The next generation Taigei-class submarine, the successor of the Sōryū diesel-electric attack submarines, is powered by Lithium-ion batteries. Some countries have non-nuclear subs using electricity. Instead, innovations in such systems have been practical for powering submarines.
Next-generation Taigei-class submarine
Nuclear subs have advantages, especially for nations that can afford it, but using diesel-electric when employed correctly can bring down the most vessels.
One example is an electric boat that could escape detection and sink an aircraft carrier in drills, a US supercarrier at that.
The new Japanese boat is the next of its class to diesel-electric with power stored on Lithium-ion batteries, the second vessel that will feature improvements, reported the Nationalist Interest.
Launched at the Kawasaki Heavy Industries shipyard in Kobe, the Hakugei, or White Whale, is part of the Taipei-type first seen 2018. Compared to other subs in the Japan Maritime Self-Defense Force (JMSDF), which uses lead-acid batteries as power cells, they employ better Lithium-ion batteries. Until the introduction of Hakugei, most were not Li-ion that came with more advantages, cited Defense News.
Li-ion power cells store more energy and more power generated when used, with more power output allowing more performance for the Taigei. One implication is it can go farther in the distance and travel faster underwater.
Testing the system in the 2000s has revealed less maintenance and faster charges that lead to power cells. It lessens the time the submarines near to surface at times with the next generation Taigei-class.
New Taigei-class submarine uses Lithium-Ion batteries
Before Taigei was constructed, the Sōryū diesel-electric type had two boats equipped with the same power source. They are the Ōryū and Tōryū that has the same power source, Li-ion cells. But, Ōryū got it first, noted Popular Mechanics.
One of the hidden details of the new sub is that the batteries are top secret and advanced, allowing more energy-packed per cell for a greater range. Also, it is heavier than the Sōryū but less noisy compared to it.

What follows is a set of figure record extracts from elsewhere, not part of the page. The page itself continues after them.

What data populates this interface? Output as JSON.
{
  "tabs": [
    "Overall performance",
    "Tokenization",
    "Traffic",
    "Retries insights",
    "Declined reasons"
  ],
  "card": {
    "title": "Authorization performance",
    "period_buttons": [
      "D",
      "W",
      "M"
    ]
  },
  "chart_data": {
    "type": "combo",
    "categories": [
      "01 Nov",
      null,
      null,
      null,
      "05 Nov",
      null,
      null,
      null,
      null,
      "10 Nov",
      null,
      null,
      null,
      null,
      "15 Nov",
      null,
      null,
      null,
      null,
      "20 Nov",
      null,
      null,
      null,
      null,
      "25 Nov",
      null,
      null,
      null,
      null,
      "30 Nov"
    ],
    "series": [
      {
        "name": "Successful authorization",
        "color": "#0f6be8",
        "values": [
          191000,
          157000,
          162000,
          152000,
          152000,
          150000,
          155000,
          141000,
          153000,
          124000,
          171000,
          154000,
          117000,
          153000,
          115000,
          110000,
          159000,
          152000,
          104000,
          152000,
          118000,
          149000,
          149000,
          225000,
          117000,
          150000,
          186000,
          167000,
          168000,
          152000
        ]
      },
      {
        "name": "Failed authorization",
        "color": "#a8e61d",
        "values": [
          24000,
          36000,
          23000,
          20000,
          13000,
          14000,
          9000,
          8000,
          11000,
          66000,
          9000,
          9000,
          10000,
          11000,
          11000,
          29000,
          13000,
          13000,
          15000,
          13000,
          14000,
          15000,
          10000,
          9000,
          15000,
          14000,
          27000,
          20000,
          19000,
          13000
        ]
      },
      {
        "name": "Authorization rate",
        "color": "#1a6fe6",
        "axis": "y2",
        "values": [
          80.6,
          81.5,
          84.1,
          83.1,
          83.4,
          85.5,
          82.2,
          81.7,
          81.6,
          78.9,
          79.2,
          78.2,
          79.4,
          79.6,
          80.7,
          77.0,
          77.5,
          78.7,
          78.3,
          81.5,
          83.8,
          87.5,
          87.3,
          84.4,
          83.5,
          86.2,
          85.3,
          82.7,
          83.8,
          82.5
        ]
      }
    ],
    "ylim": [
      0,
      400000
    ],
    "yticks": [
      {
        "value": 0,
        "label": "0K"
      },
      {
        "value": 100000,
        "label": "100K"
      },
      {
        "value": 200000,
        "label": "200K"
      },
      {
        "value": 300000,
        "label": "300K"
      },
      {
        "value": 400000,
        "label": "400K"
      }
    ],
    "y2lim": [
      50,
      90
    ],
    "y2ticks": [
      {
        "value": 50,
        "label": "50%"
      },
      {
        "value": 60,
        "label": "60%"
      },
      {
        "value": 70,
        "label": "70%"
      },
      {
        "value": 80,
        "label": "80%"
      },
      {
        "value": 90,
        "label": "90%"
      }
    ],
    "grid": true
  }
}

Imbued with a stealthier function, the designers packed it with more advanced sonar, even other upgrades to its components. It can fire the US-made harpoon ship killer missiles, with the staple of Type 89 torpedoes.
Hakugei debuted one year after Taigei, the lead Taigei-class vessel. The boat would go through the testing phase and building before entering the Japan Maritime Self-Defense Force around March 2023.
The first boat, Taigei, will be ready for service in 2022, where the tech will be tested and evaluated. Hakugei will be followed by four more submarines to be constructed, and a third started in 2020.
Japanese naval forces are modernized, and the new Hakugei will be the front of the submarine forces as military assets expand.
This is a reaction to China's assertiveness and North Korea's threat which are reasons for these actions. Traditionally hesitant of risking Beijing's wrath, Japanese authorities took the unprecedented step of openly declaring their backing of Taiwan in summer.
Chinese foreign ministry spokesperson Wu Qian warns Tokyo to stick with its own business, not bother with Taiwan. Earlier, Japan's deputy defense minister, Yasuhide Nakayama, said Japan should assist Taiwan.
The next generation Taigei-class will be another asset to the Japanese Defense Force to allow another dimension of undersea combat.